Außer diesem sind von den Jägerbildnissen, die Velazquez für das Jagdhaus im Pardowald und auch noch für ein mit Jagdstücken ausgeschmücktes Zimmer im Palast malte, noch zwei vorhanden: eines, das den König, und eines, das dessen jüngsten Bruder, den Infanten Ferdinand, darstellt. Der König steht in weiter Bergeinsamkeit, über der sich ein lichtbewölkter Abendhimmel ausspannt, unter einem dichtbelaubten Baum auf dem Anstand, das lange Gewehr in der herabhängenden Rechten. Neben ihm sitzt ein gelbbrauner Hund, starkknochig mit feinem Kopf und klugen Augen. Das Bild scheint gleichzeitig mit demjenigen des Prinzen Baltasar gemalt zu sein. Der König befindet sich also im Alter von dreißig Jahren. Gestalt und Gesicht haben sich nur wenig verändert, seit Velazquez die erste Aufnahme machte; längere Haartracht und ein in die Höhe gebürsteter Schnurrbart sind die einzigen Veränderungen, die einem beim ersten Anblick auffallen. Die Kleidung ist in Schnitt und Farbe derjenigen des kleinen Prinzen ganz ähnlich. Der Infant Don Ferdinand, in der nämlichen Jägertracht, steht mit dem gespannten Gewehr im Arm da. Aus dem blassen Gesicht schauen hellblaue Augen ruhig und aufmerksam in die Ferne. Vor seinen Füßen sitzt ein schöner hellbrauner Spürhund. Hinter ihm dehnt sich ein grauer Bergrücken aus, den die blauen Zacken einer fernen Sierra überragen; der Himmel ist von dünnem Gewölk überzogen. Dieser Prinz, der an Liebe zum Weidwerk seinen königlichen Bruder womöglich noch übertraf, ist der unter dem Namen „Kardinal-Infant“ bekannte Statthalter der Niederlande; den Kardinalstitel hatte er schon als Kind bekommen, nachdem ihm zuvor der mit großen Einkünften verbundene Titel eines Erzbischofs von Toledo erteilt worden war. Da er Spanien im Jahre 1634 verließ, um sich nach Flandern zu begeben, so muß das schöne Bild vor diesem Jahre gemalt sein oder doch auf einer vorher gemachten Aufnahme beruhen (Abb. 21).

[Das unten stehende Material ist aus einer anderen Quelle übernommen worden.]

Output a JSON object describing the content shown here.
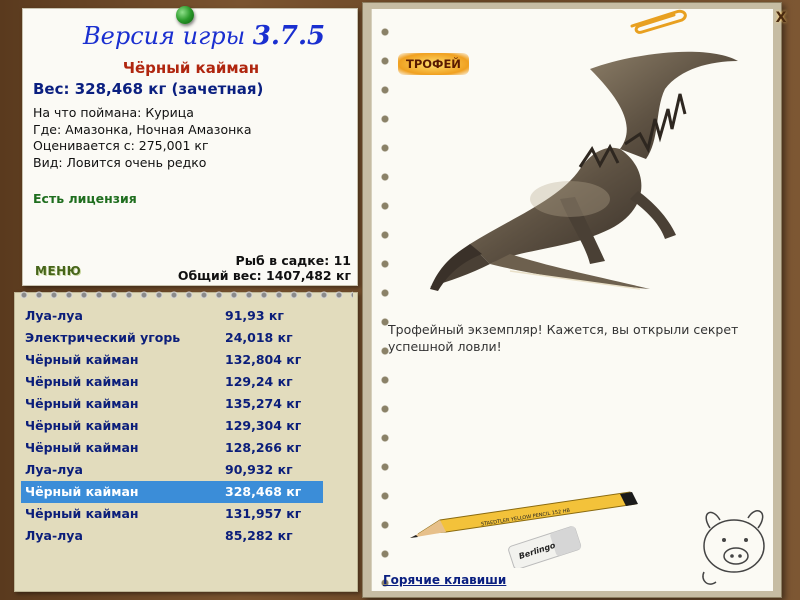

Im Jahre 1634 bestellte Olivares in Florenz ein in Erzguß auszuführendes Reiterstandbild Philipps IV. Velazquez malte für den mit dieser Aufgabe betrauten Bildhauer Pierro Tacca die Vorbilder. Ein im Pittipalast zu Florenz befindliches Reiterbildnis des Königs, das demjenigen des Pradomuseums ähnlich, aber in kleinem Maßstab ausgeführt ist, ist vermutlich eines dieser Modelle zu dem Erzbild, das später vor dem Königsschloß in Madrid aufgestellt wurde.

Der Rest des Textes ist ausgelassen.